Logically, there may be perfect reasoning behind making an instance
field final, as well as transient, in which case there is then no
mechanism to reinitialize this field on object deserialization.

I've used final transient fields before to hold values which are not relevant on the remote side (and thus can be null or 0), but point taken...

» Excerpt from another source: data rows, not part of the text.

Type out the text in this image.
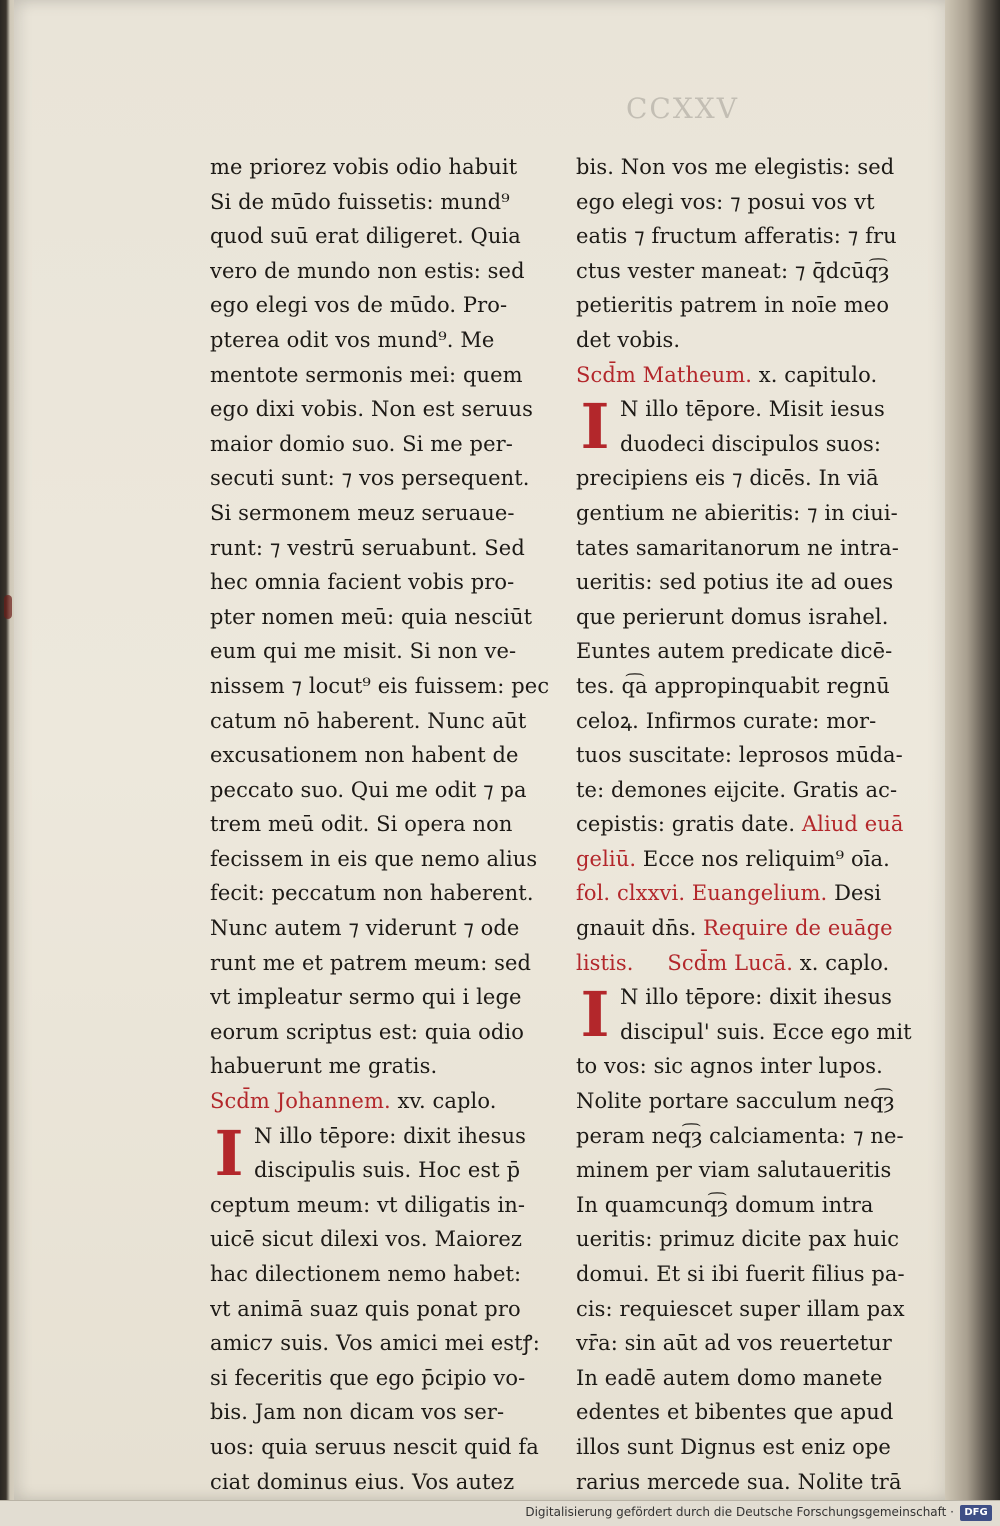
CCXXV
me priorez vobis odio habuit
Si de mūdo fuissetis: mund⁹
quod suū erat diligeret. Quia
vero de mundo non estis: sed
ego elegi vos de mūdo. Pro-
pterea odit vos mund⁹. Me
mentote sermonis mei: quem
ego dixi vobis. Non est seruus
maior domio suo. Si me per-
secuti sunt: ⁊ vos persequent.
Si sermonem meuz seruaue-
runt: ⁊ vestrū seruabunt. Sed
hec omnia facient vobis pro-
pter nomen meū: quia nesciūt
eum qui me misit. Si non ve-
nissem ⁊ locut⁹ eis fuissem: pec
catum nō haberent. Nunc aūt
excusationem non habent de
peccato suo. Qui me odit ⁊ pa
trem meū odit. Si opera non
fecissem in eis que nemo alius
fecit: peccatum non haberent.
Nunc autem ⁊ viderunt ⁊ ode
runt me et patrem meum: sed
vt impleatur sermo qui i lege
eorum scriptus est: quia odio
habuerunt me gratis.
Scd̄m Johannem. xv. caplo.
I N illo tēpore: dixit ihesus
discipulis suis. Hoc est p̄
ceptum meum: vt diligatis in-
uicē sicut dilexi vos. Maiorez
hac dilectionem nemo habet:
vt animā suaz quis ponat pro
amic⁊ suis. Vos amici mei estꝭ:
si feceritis que ego p̄cipio vo-
bis. Jam non dicam vos ser-
uos: quia seruus nescit quid fa
ciat dominus eius. Vos autez
bis. Non vos me elegistis: sed
ego elegi vos: ⁊ posui vos vt
eatis ⁊ fructum afferatis: ⁊ fru
ctus vester maneat: ⁊ q̄dcūq͡ȝ
petieritis patrem in noīe meo
det vobis.
Scd̄m Matheum. x. capitulo.
I N illo tēpore. Misit iesus
duodeci discipulos suos:
precipiens eis ⁊ dicēs. In viā
gentium ne abieritis: ⁊ in ciui-
tates samaritanorum ne intra-
ueritis: sed potius ite ad oues
que perierunt domus israhel.
Euntes autem predicate dicē-
tes. q͡a appropinquabit regnū
celoꝝ. Infirmos curate: mor-
tuos suscitate: leprosos mūda-
te: demones eijcite. Gratis ac-
cepistis: gratis date. Aliud euā
geliū. Ecce nos reliquim⁹ oīa.
fol. clxxvi. Euangelium. Desi
gnauit dn̄s. Require de euāge
listis.     Scd̄m Lucā. x. caplo.
I N illo tēpore: dixit ihesus
discipul' suis. Ecce ego mit
to vos: sic agnos inter lupos.
Nolite portare sacculum neq͡ȝ
peram neq͡ȝ calciamenta: ⁊ ne-
minem per viam salutaueritis
In quamcunq͡ȝ domum intra
ueritis: primuz dicite pax huic
domui. Et si ibi fuerit filius pa-
cis: requiescet super illam pax
vr̄a: sin aūt ad vos reuertetur
In eadē autem domo manete
edentes et bibentes que apud
illos sunt Dignus est eniz ope
rarius mercede sua. Nolite trā
Digitalisierung gefördert durch die Deutsche Forschungsgemeinschaft ·	DFG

It seems that it would be nice if either the final fields were
initialized in a separate block that would be executed on
deserialization, or if readObject() could set them. After all you can
have a code block that sets the final fields. Not sure how feasible that
is, but IMHO, that is a short coming.

One possible problem with this is that changing a final field might have some JMM implications (case in point, CopyOnWriteArrayList uses sun.misc.Unsafe#putObjectVolatile() to reinitialize the transient final Lock field, though I don't see anywhere that ObjectInputStream itself takes such precautions; one would think that java.lang.reflect.Field would take care of this for you, but perhaps it does not).

It does :)
Chnaging a volatile or a final field by reflection is done with a put...Volatile().